Will Snowflake spark a cloud data warehouse price war?

Snowflake, a cloud data warehouse pure play, has decided to slash prices on storage, and make its money on compute resources and management. Will this force Amazon, Microsoft and Google to respond in kind?
Written by Andrew Brust, Contributor

If the biggest impediment to the Data Warehouse market growth was cost and hardware scalability limits, then the logjam has broken. And if the biggest boon to Hadoop adoption was commodity compute and storage economics, along with elastic scaling, then things may be more complicated now.

Cloud-based data warehousing (DW), based on cloud storage and cloud-based clusters of database virtual machines, makes DW much easier than it was on-premises. And now, Snowflake Computing, a cloud DW startup, has slashed storage prices, possibly making the economics as attractive as the logistics.

Also read: Cloud data warehouse race heats up
Also read: Snowflake introduces multi-cluster data warehouse

Show me the money
here's the lowdown: Snowflake's terabyte/month storage costs are now $30 for "capacity" storage (sold on a contracted basis -- down from $125) and $50 for "on-demand" storage (sold on a pay-as-you-go basis -- down from $150).

Both price cuts are really big (76% and 67%, respectively). In fact, Snowflake says that it is essentially selling capacity storage at the same pricing customers would pay for Amazon's S3 (Simple Storage Service), on which Snowflake storage is based. And while the volume discount that Amazon gives to S3 customers is not being passed through, Snowflake says that is to keep pricing simple.

Provisioning gets easier too
In addition to on-demand storage, Snowflake is now offering an On Demand version of its entire service. With it, customers can now skip past formal sales engagements, hit the Snowflake site, open an account, provide credit card information, provision resources and be off to the races.

Of course, Microsoft (with its Azure SQL Data Warehouse service), Amazon Web Services (with its Redshift service) and Google (with its BigQuery service) already offer such self-service provisioning.
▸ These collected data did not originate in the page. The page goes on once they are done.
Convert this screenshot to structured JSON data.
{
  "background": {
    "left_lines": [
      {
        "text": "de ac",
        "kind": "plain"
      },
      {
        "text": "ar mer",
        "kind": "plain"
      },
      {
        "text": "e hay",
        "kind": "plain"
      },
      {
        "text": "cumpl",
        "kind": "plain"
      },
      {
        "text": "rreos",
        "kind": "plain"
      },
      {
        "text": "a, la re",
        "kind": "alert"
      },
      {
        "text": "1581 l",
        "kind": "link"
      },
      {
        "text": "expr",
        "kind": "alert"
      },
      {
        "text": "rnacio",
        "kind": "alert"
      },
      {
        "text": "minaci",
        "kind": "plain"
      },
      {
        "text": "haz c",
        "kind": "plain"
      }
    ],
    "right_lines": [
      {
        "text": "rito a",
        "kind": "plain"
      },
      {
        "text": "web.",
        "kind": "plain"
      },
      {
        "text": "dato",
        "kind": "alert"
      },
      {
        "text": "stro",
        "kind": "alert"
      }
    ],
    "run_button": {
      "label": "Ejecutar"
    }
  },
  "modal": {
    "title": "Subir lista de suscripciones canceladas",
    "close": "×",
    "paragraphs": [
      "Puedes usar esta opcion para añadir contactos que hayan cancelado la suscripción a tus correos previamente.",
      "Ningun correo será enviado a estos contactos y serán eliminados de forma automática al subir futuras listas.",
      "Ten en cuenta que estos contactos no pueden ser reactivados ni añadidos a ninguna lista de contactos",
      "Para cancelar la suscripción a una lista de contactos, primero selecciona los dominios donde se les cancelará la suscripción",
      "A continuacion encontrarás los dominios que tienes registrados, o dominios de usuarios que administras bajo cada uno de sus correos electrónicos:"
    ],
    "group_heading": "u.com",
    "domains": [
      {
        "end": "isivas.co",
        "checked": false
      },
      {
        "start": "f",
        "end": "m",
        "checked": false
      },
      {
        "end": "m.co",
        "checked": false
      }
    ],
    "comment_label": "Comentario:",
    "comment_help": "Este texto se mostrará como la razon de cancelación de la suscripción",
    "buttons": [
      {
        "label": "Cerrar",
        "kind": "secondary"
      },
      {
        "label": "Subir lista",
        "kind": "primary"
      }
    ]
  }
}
But, according to Snowflake, those other services' storage prices are anywhere from twice to fifteen times as much.

Some of that math is based on Snowflake's storage compression ratios, which the company says are at least 3:1. With that compression rate, the $30/TB/Month cost of physical storage equates to $10/TB/month effective storage cost. (Compression ratios are content-dependent.)

Peer (pricing) pressure?
Will the three largest cloud providers need to respond in kind, with commensurate reductions in storage fees? On the one hand, the big guys could decide they don't need to respond to an upstart provider shouting to be heard in the market. But the cloud does tend to have an arms race-to-the-bottom habit when it comes to pricing. And as soon as one of three succumbs, it will be hard for the other two to abstain.

DW services like Snowflake's can be hugely attractive to customers who have been working with relational database technology for decades. But such downward pricing pressure in the cloud DW world could also have a spillover effect in the cloud Hadoop and Spark arena for big data.

Won't last forever, but...
Eventually the pricing will reach an equilibrium (i.e. a floor) and the providers will then monetize through premium features and services. But what's exciting right now is that the bar between basic and premium is moving north. And the providers -- none of whom wants to be in a low-margin business -- are having to innovate to keep revenue and profits healthy.

Either way that's a win for the customer.